Young Lane had not hung all the pictures in his office last winter when he accused Florida Coach Urban Meyer of cheating. Kiffin was wrong, had to apologize, and Slive pulled out a manila folder and started a file.

Slive also issued a reprimand in October after the Vols coach criticized the officials following the Tennessee-Alabama game.

Kiffin had an interesting year. He was cited for six minor NCAA violations -- parking tickets that can add up to major violations.

One infraction was for disclosing the name of an unsigned recruit on his Twitter account.

Oops.

Another involved setting up news press conferences for prospects.

Oops.

In December, the NCAA launched an investigation into the program’s use of school hostesses for recruiting.

Kiffin was referred to in one Florida newspaper headline as “Lane Violation.” Others called him the “Boy Blunder.”

Kiffin did and said a lot of these outrageous things to stir things up; you know the old motto -- there’s no such thing as bad publicity.

Well, sometimes there is.

In November, Kiffin had to dismiss two of three Tennessee players involved in a botched armed robbery attempt at a local convenience store -- those darn kids.

Kiffin did not endear himself to many in the SEC, but he wasn’t down there to share a plate of grits.

Tennessee played Florida tougher than anyone expected in Gainesville, losing, 23-13, and the Vols might have defeated Alabama in October if not for nose tackle Terrence Cody’s blocking two field-goal tries in a two-point Crimson Tide win. Tennessee won four of its last five games to finish 7-5 and earn a matchup against Virginia Tech in the Chick-fil-A-Bowl.

At a luncheon before the Dec. 31 game in Atlanta, Kiffin was asked the most difficult part of being a head coach these days.

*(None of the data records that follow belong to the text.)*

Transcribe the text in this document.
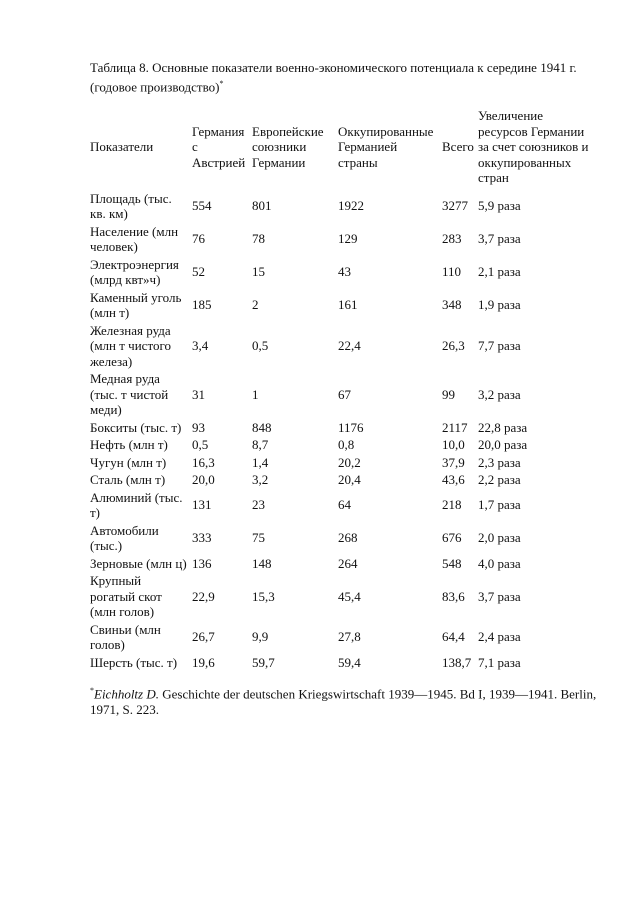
Таблица 8. Основные показатели военно-экономического потенциала к середине 1941 г. (годовое производство)*
Показатели	Германия с Австрией	Европейские союзники Германии	Оккупированные Германией страны	Всего	Увеличение ресурсов Германии за счет союзников и оккупированных стран
Площадь (тыс. кв. км)	554	801	1922	3277	5,9 раза
Население (млн человек)	76	78	129	283	3,7 раза
Электроэнергия (млрд квт»ч)	52	15	43	110	2,1 раза
Каменный уголь (млн т)	185	2	161	348	1,9 раза
Железная руда (млн т чистого железа)	3,4	0,5	22,4	26,3	7,7 раза
Медная руда (тыс. т чистой меди)	31	1	67	99	3,2 раза
Бокситы (тыс. т)	93	848	1176	2117	22,8 раза
Нефть (млн т)	0,5	8,7	0,8	10,0	20,0 раза
Чугун (млн т)	16,3	1,4	20,2	37,9	2,3 раза
Сталь (млн т)	20,0	3,2	20,4	43,6	2,2 раза
Алюминий (тыс. т)	131	23	64	218	1,7 раза
Автомобили (тыс.)	333	75	268	676	2,0 раза
Зерновые (млн ц)	136	148	264	548	4,0 раза
Крупный рогатый скот (млн голов)	22,9	15,3	45,4	83,6	3,7 раза
Свиньи (млн голов)	26,7	9,9	27,8	64,4	2,4 раза
Шерсть (тыс. т)	19,6	59,7	59,4	138,7	7,1 раза
*Eichholtz D. Geschichte der deutschen Kriegswirtschaft 1939—1945. Bd I, 1939—1941. Berlin, 1971, S. 223.
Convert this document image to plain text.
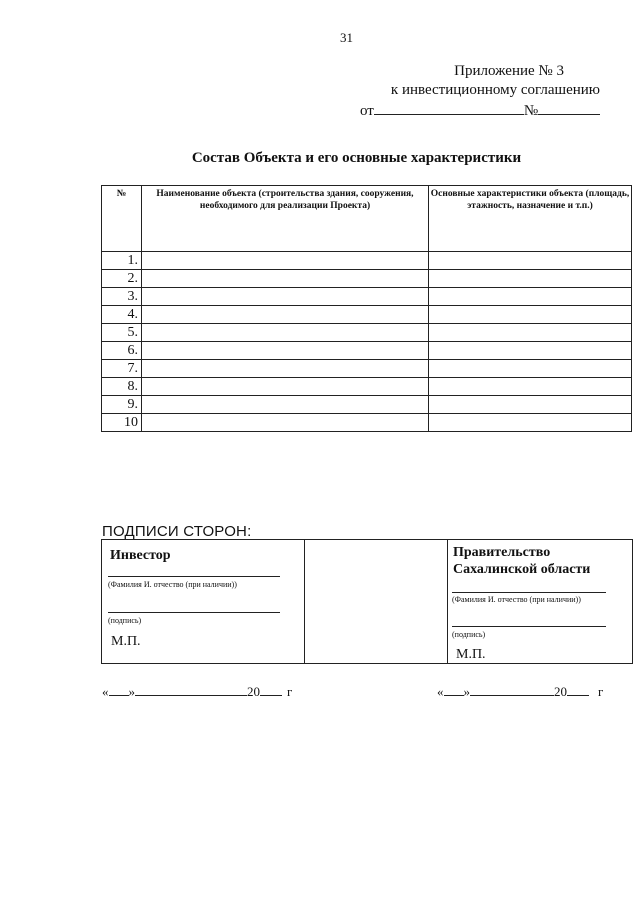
31
Приложение № 3
к инвестиционному соглашению
от	№
Состав Объекта и его основные характеристики
№	Наименование объекта (строительства здания, сооружения, необходимого для реализации Проекта)	Основные характеристики объекта (площадь, этажность, назначение и т.п.)
1.		
2.		
3.		
4.		
5.		
6.		
7.		
8.		
9.		
10		
ПОДПИСИ СТОРОН:
Инвестор
(Фамилия И. отчество (при наличии))
(подпись)
М.П.

Правительство
Сахалинской области
(Фамилия И. отчество (при наличии))
(подпись)
М.П.
« »	20 г	« »	20 г
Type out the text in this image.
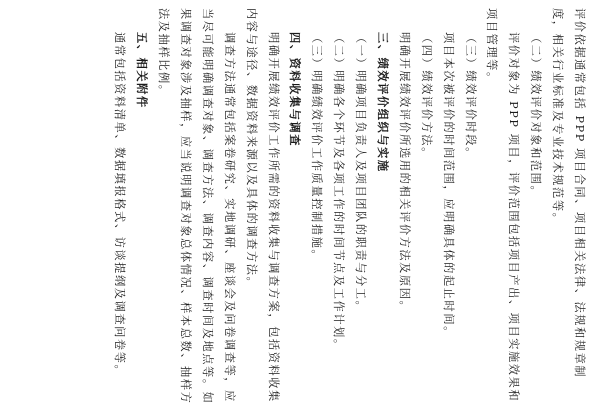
评价依据通常包括 PPP 项目合同、项目相关法律、法规和规章制
度，相关行业标准及专业技术规范等。
（二）绩效评价对象和范围。
评价对象为 PPP 项目，评价范围包括项目产出、项目实施效果和
项目管理等。
（三）绩效评价时段。
项目本次被评价的时间范围，应明确具体的起止时间。
（四）绩效评价方法。
明确开展绩效评价所选用的相关评价方法及原因。
三、绩效评价组织与实施
（一）明确项目负责人及项目团队的职责与分工。
（二）明确各个环节及各项工作的时间节点及工作计划。
（三）明确绩效评价工作质量控制措施。
四、资料收集与调查
明确开展绩效评价工作所需的资料收集与调查方案，包括资料收集
内容与途径、数据资料来源以及具体的调查方法。
调查方法通常包括案卷研究、实地调研、座谈会及问卷调查等，应
当尽可能明确调查对象、调查方法、调查内容、调查时间及地点等。如
果调查对象涉及抽样，应当说明调查对象总体情况、样本总数、抽样方
法及抽样比例。
五、相关附件
通常包括资料清单、数据填报格式、访谈提纲及调查问卷等。
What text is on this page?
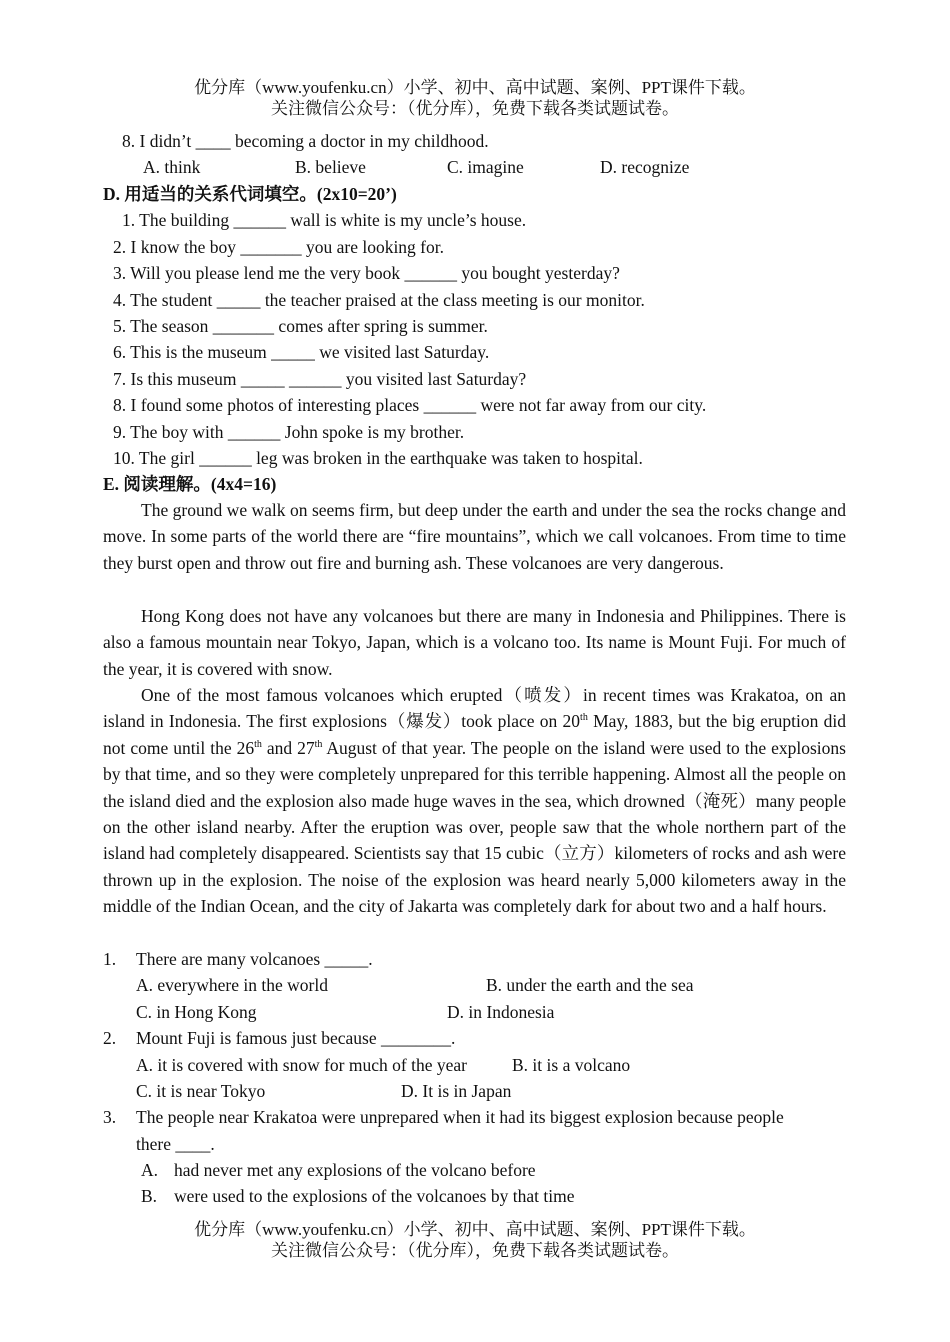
优分库（www.youfenku.cn）小学、初中、高中试题、案例、PPT课件下载。
关注微信公众号：（优分库），免费下载各类试题试卷。
8. I didn’t ____ becoming a doctor in my childhood.
A. think	B. believe	C. imagine	D. recognize
D. 用适当的关系代词填空。(2x10=20’)
1. The building ______ wall is white is my uncle’s house.
2. I know the boy _______ you are looking for.
3. Will you please lend me the very book ______ you bought yesterday?
4. The student _____ the teacher praised at the class meeting is our monitor.
5. The season _______ comes after spring is summer.
6. This is the museum _____ we visited last Saturday.
7. Is this museum _____ ______ you visited last Saturday?
8. I found some photos of interesting places ______ were not far away from our city.
9. The boy with ______ John spoke is my brother.
10. The girl ______ leg was broken in the earthquake was taken to hospital.
E. 阅读理解。(4x4=16)
The ground we walk on seems firm, but deep under the earth and under the sea the rocks change and move. In some parts of the world there are “fire mountains”, which we call volcanoes. From time to time they burst open and throw out fire and burning ash. These volcanoes are very dangerous.
Hong Kong does not have any volcanoes but there are many in Indonesia and Philippines. There is also a famous mountain near Tokyo, Japan, which is a volcano too. Its name is Mount Fuji. For much of the year, it is covered with snow.
One of the most famous volcanoes which erupted（喷发）in recent times was Krakatoa, on an island in Indonesia. The first explosions（爆发）took place on 20th May, 1883, but the big eruption did not come until the 26th and 27th August of that year. The people on the island were used to the explosions by that time, and so they were completely unprepared for this terrible happening. Almost all the people on the island died and the explosion also made huge waves in the sea, which drowned（淹死）many people on the other island nearby. After the eruption was over, people saw that the whole northern part of the island had completely disappeared. Scientists say that 15 cubic（立方）kilometers of rocks and ash were thrown up in the explosion. The noise of the explosion was heard nearly 5,000 kilometers away in the middle of the Indian Ocean, and the city of Jakarta was completely dark for about two and a half hours.
1. There are many volcanoes _____.
A. everywhere in the world	B. under the earth and the sea
C. in Hong Kong	D. in Indonesia
2. Mount Fuji is famous just because ________.
A. it is covered with snow for much of the year	B. it is a volcano
C. it is near Tokyo	D. It is in Japan
3. The people near Krakatoa were unprepared when it had its biggest explosion because people
there ____.
A. had never met any explosions of the volcano before
B. were used to the explosions of the volcanoes by that time
优分库（www.youfenku.cn）小学、初中、高中试题、案例、PPT课件下载。
关注微信公众号：（优分库），免费下载各类试题试卷。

“Following all the rules,” Kiffin said, trying to loosen up the room.

Once the kid co-coordinator under Carroll at USC, Kiffin’s chops as a head coach are still on the block. He was 5-15 in 1 1/4 disastrous seasons with the Oakland Raiders, departing with owner Al Davis calling him “an outright liar.”

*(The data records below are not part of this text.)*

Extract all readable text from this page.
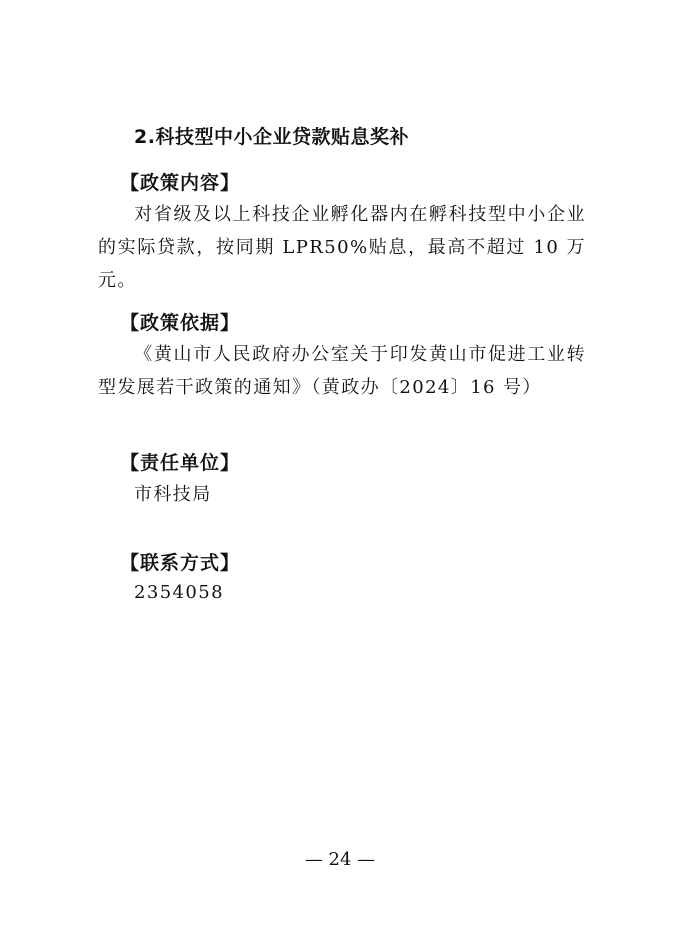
2.科技型中小企业贷款贴息奖补
【政策内容】
对省级及以上科技企业孵化器内在孵科技型中小企业的实际贷款，按同期 LPR50%贴息，最高不超过 10 万元。
【政策依据】
《黄山市人民政府办公室关于印发黄山市促进工业转型发展若干政策的通知》（黄政办〔2024〕16 号）
【责任单位】
市科技局
【联系方式】
2354058
— 24 —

It should be noted: Kiffin, as a head coach, has already suffered a home loss to UCLA, losing to the Bruins in September.

The introduction to his bio in Tennessee’s bowl guide reads: “Head Coach Lane Kiffin’s plan for renewal of Tennessee’s football fortunes continues its steady but powerful march.”

It was a powerful march all right -- a John Philip Sousa number right out the door.

There were only a handful of coaches out there who you thought had the gumption to walk out on their programs this late in the recruiting season.

Oregon State’s Mike Riley wasn’t one of them -- but Kiffin was.

Exit question: Can you go on probation while you’re on probation?

You bet, and in the worst way. If USC football is sanctioned for major violations this spring, and then commits a second major within five years of that violation, it is subject to receiving the NCAA’s death penalty, which could shut down the program for at least a year.

Not to say that’s going to happen -- we’re just going over the ground rules.

The fascinating news today is that Kiffin is back in L.A., he’s bringing back “that old gang of mine” from the Carroll regime, and the NCAA infractions committee is meeting in February.

Maybe it can roll the USC and Tennessee investigations into one case.